Intelligence Community’s Grand IT Plan Still Working Out ‘Pain Points’
The initiative is in the midst of converging multiple networks – all tied to various legal authorities – into a single network.
The 17 agencies that today make up the intelligence community once acted separately, serving as unique silos of technology, information and resources.
That isn’t the case anymore under the Intelligence Community Information Technology Enterprise, or IC-ITE (pronounced “eyesight”), which is moving its constituent agencies to a shared services model that places the focus on intelligence collaboration rather than competition.
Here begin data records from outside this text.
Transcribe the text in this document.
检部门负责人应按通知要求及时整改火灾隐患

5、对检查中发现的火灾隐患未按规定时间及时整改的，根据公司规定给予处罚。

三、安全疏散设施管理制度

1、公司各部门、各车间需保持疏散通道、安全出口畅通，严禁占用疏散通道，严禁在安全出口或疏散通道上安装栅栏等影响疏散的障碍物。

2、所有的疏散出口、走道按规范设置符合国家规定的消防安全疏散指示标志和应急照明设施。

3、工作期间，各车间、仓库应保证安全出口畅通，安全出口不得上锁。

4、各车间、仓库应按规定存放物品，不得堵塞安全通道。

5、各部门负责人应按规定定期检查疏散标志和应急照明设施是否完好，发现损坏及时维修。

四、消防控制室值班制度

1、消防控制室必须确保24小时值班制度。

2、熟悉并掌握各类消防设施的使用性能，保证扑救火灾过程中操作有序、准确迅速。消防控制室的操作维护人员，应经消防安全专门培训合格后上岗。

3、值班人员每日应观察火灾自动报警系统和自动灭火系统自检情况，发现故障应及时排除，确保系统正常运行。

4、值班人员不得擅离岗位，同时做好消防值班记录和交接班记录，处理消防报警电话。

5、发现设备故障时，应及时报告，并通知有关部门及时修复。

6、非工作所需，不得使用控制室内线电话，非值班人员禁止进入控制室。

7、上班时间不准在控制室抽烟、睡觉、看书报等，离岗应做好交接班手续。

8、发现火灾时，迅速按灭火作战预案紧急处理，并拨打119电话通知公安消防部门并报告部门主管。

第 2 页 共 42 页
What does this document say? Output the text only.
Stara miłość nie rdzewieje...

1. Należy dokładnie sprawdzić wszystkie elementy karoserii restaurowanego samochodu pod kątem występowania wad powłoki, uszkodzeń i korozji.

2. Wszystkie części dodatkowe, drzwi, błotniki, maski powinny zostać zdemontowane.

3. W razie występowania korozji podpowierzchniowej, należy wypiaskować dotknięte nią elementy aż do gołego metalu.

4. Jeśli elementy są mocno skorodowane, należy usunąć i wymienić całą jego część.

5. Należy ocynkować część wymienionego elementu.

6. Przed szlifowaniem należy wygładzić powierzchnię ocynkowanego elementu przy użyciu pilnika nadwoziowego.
The intelligence community began laying the foundation for IC-ITE in 2012 and boasts several high-profile shared services successes to date, including the creation of a commercial cloud computing infrastructure through Amazon Web Services that links each IC agency.
Yet, IC-ITE is still new and “working through pain points,” according to Cathy Johnston, director for IC ITE and digital transformation at the Defense Intelligence Agency. Speaking Thursday at the Intelligence and National Security Summit, IC-ITE’s top official said the initiative is in the midst of converging multiple networks – all tied to various legal authorities – into a single network.
IC-ITE “will change our ability to share data, answer questions and allow us to answer questions at scale leveraging big data methodologies,” Johnston said. “It’s an incredible, exciting and wonderful opportunity, but as anybody who has done convergence on the commercial side, it is never easy to converge anything, particularly 16 separate networks and authorities. It will take a while to achieve.”
The potential is worth the wait, Johnston said. The intelligence failures that allowed the Sept. 11, 2001, terrorist attacks to unfold did not occur because of insufficient information; they stemmed from a lack of sharing it. IC-ITE allows intelligence community components better views at each other’s data and efforts.
Johnston said it would also allow the intelligence community to leverage “nontraditional sources” of information, especially important in today’s world where large public data sets – like social media feeds – can provide vital intelligence data.
“It’s going to allow us to re-imagine a world more like the world you’re living on the outside experiencing with your iPhone every day,” Johnston said, citing a crowdsourcing effort that helped aid military forces following the Nepal earthquake in April. Volunteers sifted through commercial imagery to determine where infrastructure damage was worst in Nepal. That information then helped dictate where first responders directed their early efforts.
“Things that would have taken us months to do as the IC, we could leverage the crowd and make a difference to victims in Nepal in a way that was inconceivable before, within days,” Johnston said. “Those are the kinds of opportunities out there – those kinds of more creative thinking of how to leverage the power of nontraditional sources.”
Johnston warned that IC-ITE must converge – or at least tightly couple – with the Defense Department’s Joint Information Environment.
“As we move down the IC-ITE path, we have to ensure tactical users retain benefits we have gained and learned over the past 15 years,” Johnston said. “That has to be managed carefully throughout (DOD) and the IC.”
IC-ITE and JIE operating in parallel figures will be key in addressing some of the yet-unsolved modern warfare challenges.
“How do we deliver intelligence on a smartphone to a troop in the middle of nowhere and give him a picture to enable his operation, whatever that might be?” asked Gregg Potter, deputy director of the National Security Agency’s Signals Intelligence Directorate. “We need to be delivering intelligence to tactical consumers in a different way.”
Popper took his question further, from the battlefield to the White House.
“In the Beltway, we’re still doing the morning brief,” Potter said. “We should be delivering intelligence on-demand with technology that allows us to do business in this room here or 30,000 feet in the air. The technology exists, we’ve got to be able to pay for it and deliver it to folks who need it.”